I forgive myself that I have accepted and allowed myself to give value to another's perception/opinion of me because others have been my only source of acceptance for all of my life so far.

I forgive myself that I have accepted and allowed myself to judge myself through the eyes of others by believing the perception/opinion others appear to have of me, not standing within and as myself in self-certainty here in the physical where there is no doubt of who I am but only looking at reflections of myself within the mind.

I forgive myself that I have accepted and allowed myself to take it personally when another ignores the opportunity to solve a misunderstanding and feel disappointed, and based on this create a resistance to even try to solve misunderstandings because I fear the reaction of the other will be negative.

I forgive myself that I have accepted and allowed myself to take it upon myself when an attempt to solve a misunderstanding fails, not realizing that within interaction there are multiple participants and that each participant carries an equal responsibility over the interaction – not just me.

I forgive myself that I have accepted and allowed myself to not see, realize and understand that it is my responsibility to try and solve a misunderstanding when and as I see the possibility that there is a misunderstanding, because I as the one who notices am responsible, and that my best attempt to solve a misunderstanding is to carry my responsibility no matter how the other responds.

I forgive myself that I have accepted and allowed myself to not see, realize and understand that if another will not try to solve the misunderstanding with me but instead ignores, belittles or judges the opportunity, this is their choice which I cannot make for them.

I forgive myself that I have accepted and allowed myself to not see, realize and understand that it is important to walk through these situations where “nothing appears to change” because they might have an effect on the other's process in ways invisible to me, and also because within them I practice assertiveness, self-honest communication and self-leadership.



I commit myself to do my best within communication to be understood as I see, realize and understand this to be the purpose of all communication, and I commit myself to do this by:
  • being clear/self-honest on what I mean with the words I use
  • being sensitive to others to see if there is understanding
  • when noticing a possible misunderstanding, addressing it and clarifying myself when/if necessary

I commit myself to not let misunderstandings slip by by facing my fear, realizing it is not valid and pushing through by opening my mouth and speaking even if unplanned.

When and as I notice a misunderstanding and think “oh well, maybe they got my point” - I stop, I breathe and I realize I am using this belief that people understand each other without direct communication as a justification to avoid the possible conflict that may come from attempting to solve a misunderstanding.
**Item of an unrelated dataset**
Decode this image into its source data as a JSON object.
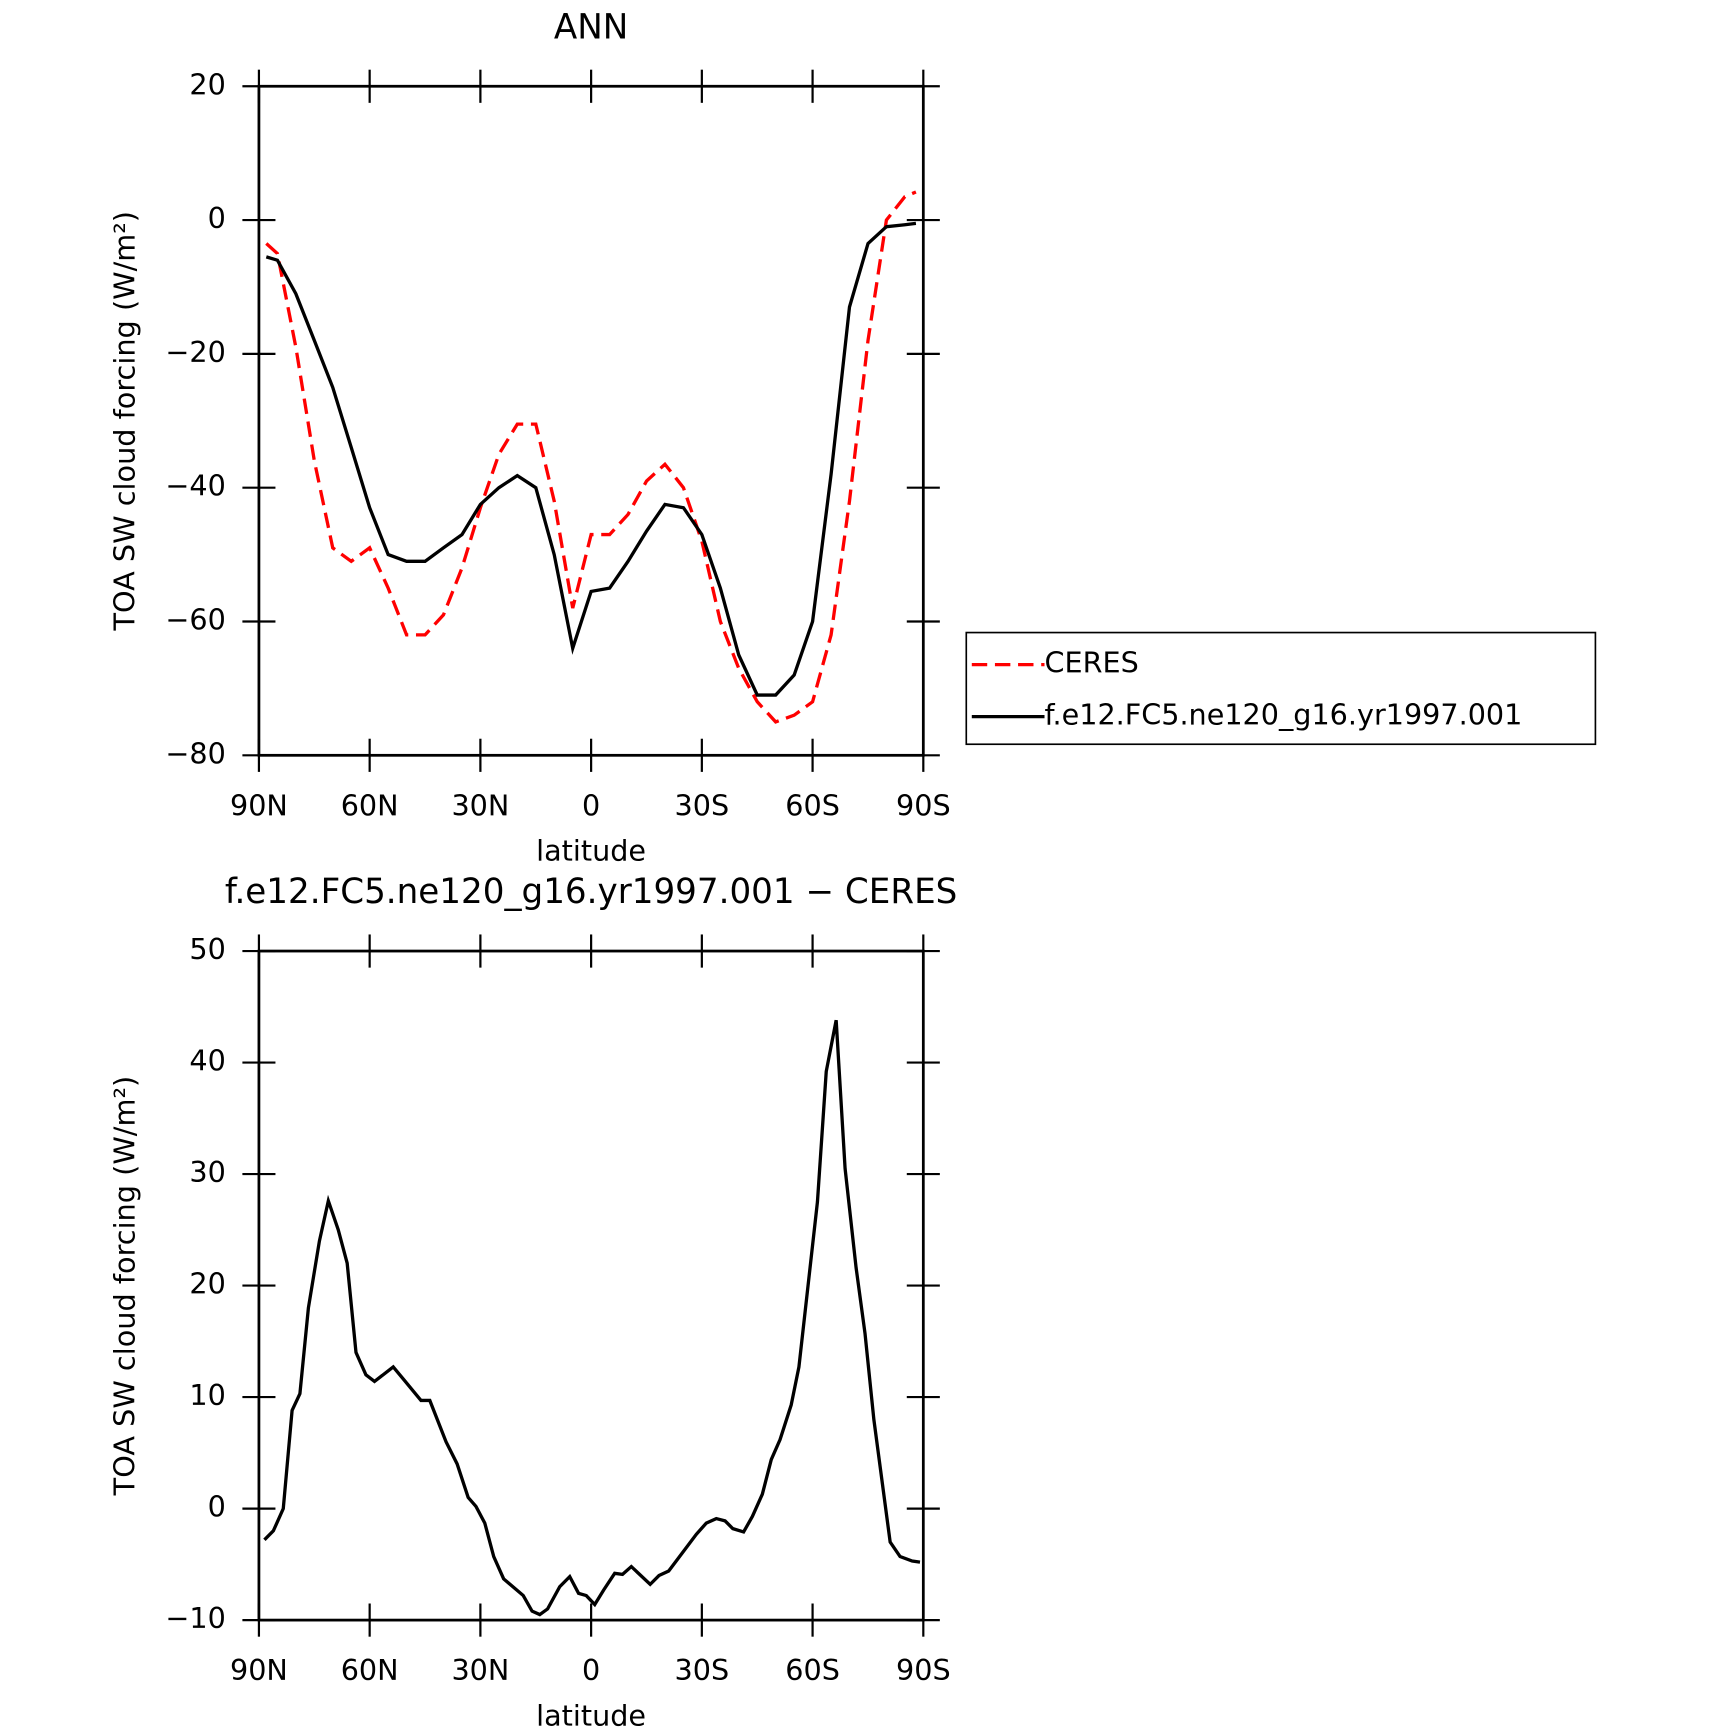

I realize this belief to be bollocks. I realize that if others were to react negatively to my attempt to directly address what's going on, it would be nothing personal towards me but others choosing to ignore a window of opportunity. I then proceed to solve the misunderstanding according to the situation – mainly by asking if there was a misunderstanding or not and clarifying myself when necessary.

I commit myself to keep myself grounded within my physical in self-certainty when communicating with others by stabilizing myself in slow and steady breath, sensing my entire body from head to toe and being aware of my centre of gravity – thus living as a physical expression of self-acceptance.